Sur la nappe à citrons la mouche
perdait son temps les moustiques
engourdis gardaient les coins d’ombre
en attendant que la nuit vienne
— dans la chaleur la brebis meublait le vide
en bêlant quand le chiot couvert de puces
jouait entre les pierres lissées par les eaux
du torrent— le froissement de la respiration
avait une force paisible et un entêtement
de bête blessée
La chaise collait aux fesses la tarte pâle
attendait le coup de fourchette dans l’odeur
fade des velours et de la poussière des chansons
endormies dans le vieux piano en merisier
le chandelier tendait des bras fatigués vers le plafond
couleur de terre couleur de jour las et de soirées
lentes autour d’un livre ou d’un somme qui vient
et qui va
Il fallait enfourner la première bouchée
mastiquer mâcher avaler ruminer le temps
comme un bout de viande et boire
la limonade tiède où flotte l’écorce
«Si tu veux mon amour tu peux partir
quitter la table et courir dans le jardin
avec les guêpes mais fais attention
au chat fais attention au loup près du rosier
fais attention au monstre qui dort
dans le cellier il te croquerait comme un rien
sans même t’en demander la permission
il ferait de toi un pâté pour les anges
et les fantômes qui vivent sous le tapis»

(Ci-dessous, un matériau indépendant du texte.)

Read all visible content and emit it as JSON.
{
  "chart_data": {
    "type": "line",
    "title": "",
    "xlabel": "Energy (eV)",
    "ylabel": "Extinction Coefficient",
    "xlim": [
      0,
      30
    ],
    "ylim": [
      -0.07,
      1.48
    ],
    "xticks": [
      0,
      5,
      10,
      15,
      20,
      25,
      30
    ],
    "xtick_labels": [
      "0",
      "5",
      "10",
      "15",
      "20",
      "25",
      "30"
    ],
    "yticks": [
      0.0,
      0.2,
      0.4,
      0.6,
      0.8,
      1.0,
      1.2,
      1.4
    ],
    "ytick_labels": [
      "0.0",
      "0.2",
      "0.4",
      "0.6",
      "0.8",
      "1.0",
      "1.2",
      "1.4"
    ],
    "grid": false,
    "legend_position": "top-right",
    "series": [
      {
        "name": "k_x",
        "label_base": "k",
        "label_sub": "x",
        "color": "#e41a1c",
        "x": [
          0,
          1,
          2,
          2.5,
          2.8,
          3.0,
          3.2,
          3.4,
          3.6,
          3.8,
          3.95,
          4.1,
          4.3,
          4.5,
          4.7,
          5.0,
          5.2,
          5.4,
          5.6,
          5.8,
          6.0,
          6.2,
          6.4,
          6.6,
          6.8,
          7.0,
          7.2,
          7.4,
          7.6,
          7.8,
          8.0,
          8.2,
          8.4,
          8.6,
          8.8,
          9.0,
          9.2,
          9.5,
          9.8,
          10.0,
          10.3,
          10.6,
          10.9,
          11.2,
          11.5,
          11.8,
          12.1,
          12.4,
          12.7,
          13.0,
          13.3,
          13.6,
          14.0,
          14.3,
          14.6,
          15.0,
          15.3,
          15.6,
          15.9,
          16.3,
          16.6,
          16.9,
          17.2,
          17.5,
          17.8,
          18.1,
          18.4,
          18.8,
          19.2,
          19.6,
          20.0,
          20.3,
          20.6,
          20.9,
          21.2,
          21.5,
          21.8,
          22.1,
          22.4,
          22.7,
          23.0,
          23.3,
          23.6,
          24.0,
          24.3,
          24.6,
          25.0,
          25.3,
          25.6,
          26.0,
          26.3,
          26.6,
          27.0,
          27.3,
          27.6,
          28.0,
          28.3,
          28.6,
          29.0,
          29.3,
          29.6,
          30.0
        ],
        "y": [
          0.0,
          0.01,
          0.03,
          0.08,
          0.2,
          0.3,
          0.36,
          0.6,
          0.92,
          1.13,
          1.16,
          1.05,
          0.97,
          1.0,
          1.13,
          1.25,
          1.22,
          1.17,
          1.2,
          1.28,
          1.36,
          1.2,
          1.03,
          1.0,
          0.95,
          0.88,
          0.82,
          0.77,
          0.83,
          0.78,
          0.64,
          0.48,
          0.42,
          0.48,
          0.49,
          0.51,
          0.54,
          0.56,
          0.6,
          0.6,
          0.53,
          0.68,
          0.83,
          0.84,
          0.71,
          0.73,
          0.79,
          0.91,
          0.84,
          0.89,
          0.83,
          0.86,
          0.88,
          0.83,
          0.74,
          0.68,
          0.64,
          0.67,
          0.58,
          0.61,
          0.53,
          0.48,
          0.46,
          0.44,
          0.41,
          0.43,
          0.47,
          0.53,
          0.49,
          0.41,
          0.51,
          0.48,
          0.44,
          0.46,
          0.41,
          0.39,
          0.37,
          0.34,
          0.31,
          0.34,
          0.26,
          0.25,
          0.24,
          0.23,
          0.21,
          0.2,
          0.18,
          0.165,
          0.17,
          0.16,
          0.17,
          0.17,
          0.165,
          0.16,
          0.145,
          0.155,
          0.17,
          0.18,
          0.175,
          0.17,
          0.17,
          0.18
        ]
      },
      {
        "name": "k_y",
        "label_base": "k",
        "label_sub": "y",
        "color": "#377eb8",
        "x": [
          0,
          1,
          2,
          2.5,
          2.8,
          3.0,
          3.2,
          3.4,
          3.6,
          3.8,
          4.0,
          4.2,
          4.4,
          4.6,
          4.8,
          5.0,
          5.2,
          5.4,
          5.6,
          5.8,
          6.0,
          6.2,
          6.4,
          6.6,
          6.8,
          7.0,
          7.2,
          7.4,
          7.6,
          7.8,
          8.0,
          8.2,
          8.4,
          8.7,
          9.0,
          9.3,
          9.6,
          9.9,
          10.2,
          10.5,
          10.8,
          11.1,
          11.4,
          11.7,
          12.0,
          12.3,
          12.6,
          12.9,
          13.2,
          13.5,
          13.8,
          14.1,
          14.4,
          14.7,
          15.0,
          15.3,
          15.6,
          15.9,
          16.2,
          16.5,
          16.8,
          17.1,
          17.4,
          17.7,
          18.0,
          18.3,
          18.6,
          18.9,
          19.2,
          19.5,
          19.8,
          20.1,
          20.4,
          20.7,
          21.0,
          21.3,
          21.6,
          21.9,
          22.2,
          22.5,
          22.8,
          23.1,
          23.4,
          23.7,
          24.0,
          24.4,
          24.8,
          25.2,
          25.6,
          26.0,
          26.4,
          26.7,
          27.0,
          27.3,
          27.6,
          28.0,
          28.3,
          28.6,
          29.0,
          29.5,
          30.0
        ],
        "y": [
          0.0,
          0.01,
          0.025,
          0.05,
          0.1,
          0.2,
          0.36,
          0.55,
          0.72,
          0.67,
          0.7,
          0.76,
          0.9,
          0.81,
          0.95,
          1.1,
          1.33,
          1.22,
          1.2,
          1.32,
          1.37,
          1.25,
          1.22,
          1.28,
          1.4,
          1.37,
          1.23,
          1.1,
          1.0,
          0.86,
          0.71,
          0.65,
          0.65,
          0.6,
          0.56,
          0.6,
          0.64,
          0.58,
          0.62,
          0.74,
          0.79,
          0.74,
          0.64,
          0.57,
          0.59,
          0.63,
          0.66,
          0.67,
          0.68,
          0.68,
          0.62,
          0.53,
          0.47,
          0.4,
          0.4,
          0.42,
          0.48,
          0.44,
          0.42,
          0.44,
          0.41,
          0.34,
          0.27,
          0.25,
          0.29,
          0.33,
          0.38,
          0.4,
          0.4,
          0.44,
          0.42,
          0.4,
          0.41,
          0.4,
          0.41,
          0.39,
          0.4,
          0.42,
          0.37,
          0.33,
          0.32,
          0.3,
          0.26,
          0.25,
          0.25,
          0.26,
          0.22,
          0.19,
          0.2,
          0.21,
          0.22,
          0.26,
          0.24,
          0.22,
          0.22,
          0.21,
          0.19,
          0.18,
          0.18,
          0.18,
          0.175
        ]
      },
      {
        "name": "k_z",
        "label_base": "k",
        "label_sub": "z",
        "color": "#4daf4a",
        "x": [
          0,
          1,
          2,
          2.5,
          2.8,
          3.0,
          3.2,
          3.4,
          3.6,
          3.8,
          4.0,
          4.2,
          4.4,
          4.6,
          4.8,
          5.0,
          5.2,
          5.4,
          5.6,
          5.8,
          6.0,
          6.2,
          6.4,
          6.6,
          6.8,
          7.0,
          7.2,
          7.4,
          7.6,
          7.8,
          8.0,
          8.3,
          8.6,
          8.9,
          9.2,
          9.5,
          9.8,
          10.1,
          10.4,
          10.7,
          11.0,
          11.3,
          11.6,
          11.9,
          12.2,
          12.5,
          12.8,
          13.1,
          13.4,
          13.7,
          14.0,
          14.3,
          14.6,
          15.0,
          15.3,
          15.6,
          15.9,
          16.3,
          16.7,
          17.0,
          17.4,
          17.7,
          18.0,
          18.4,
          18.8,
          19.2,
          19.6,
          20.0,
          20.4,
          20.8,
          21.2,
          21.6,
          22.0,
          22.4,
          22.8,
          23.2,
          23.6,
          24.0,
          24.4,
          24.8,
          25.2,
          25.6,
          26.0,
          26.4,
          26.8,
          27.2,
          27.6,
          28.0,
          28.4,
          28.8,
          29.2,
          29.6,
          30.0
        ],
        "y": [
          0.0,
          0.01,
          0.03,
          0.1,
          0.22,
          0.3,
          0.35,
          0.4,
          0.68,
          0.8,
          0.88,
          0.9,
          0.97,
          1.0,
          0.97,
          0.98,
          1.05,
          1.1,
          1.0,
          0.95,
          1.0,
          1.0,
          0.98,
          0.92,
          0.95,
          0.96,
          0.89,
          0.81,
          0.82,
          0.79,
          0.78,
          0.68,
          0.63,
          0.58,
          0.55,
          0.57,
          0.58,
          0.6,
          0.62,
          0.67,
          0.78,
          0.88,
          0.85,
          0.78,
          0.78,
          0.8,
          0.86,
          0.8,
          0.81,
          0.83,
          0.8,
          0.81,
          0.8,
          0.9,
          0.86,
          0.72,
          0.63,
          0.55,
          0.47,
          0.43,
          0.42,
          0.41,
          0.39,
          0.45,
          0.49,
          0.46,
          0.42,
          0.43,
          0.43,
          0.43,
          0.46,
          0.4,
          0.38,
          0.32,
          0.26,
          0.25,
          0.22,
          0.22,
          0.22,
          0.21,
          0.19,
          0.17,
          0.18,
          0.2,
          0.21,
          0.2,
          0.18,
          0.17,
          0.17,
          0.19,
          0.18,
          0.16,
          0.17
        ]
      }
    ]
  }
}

Il n’y avait ni anges ni fantômes ni loup
ni monstre dans le cellier
il n’y avait qu’un chat rond et roux qui gardait
au fond de ses prunelles des secrets
et des mystères comme des bijoux
au poignet d’une femme.
Réminiscence....réminiscence des jours poisseux où tout "péguait", la chaleur moite collait à la peau, à la nourriture. Le poète arrive à rendre cette impression prégnante, palpable....Il l'évacue avec humour avec une liberté donnée à l'enfant, taquine, d'aller retrouver les monstres qui, dans le jardin, guettent les galopins...La dernière strophe, un tantinet nostalgique ramène l'adulte à une réalité , légèrement,érotisée , avec "les prunelles du chat qui gardait ses secrets et ses mystères comme des bijoux au poignet d'une femme...porte d'entrée dans l'adolescence pubère ???
RépondreSupprimerPorte d'"entrée d'adolescence pubère ? Pré-pubère même. Largement.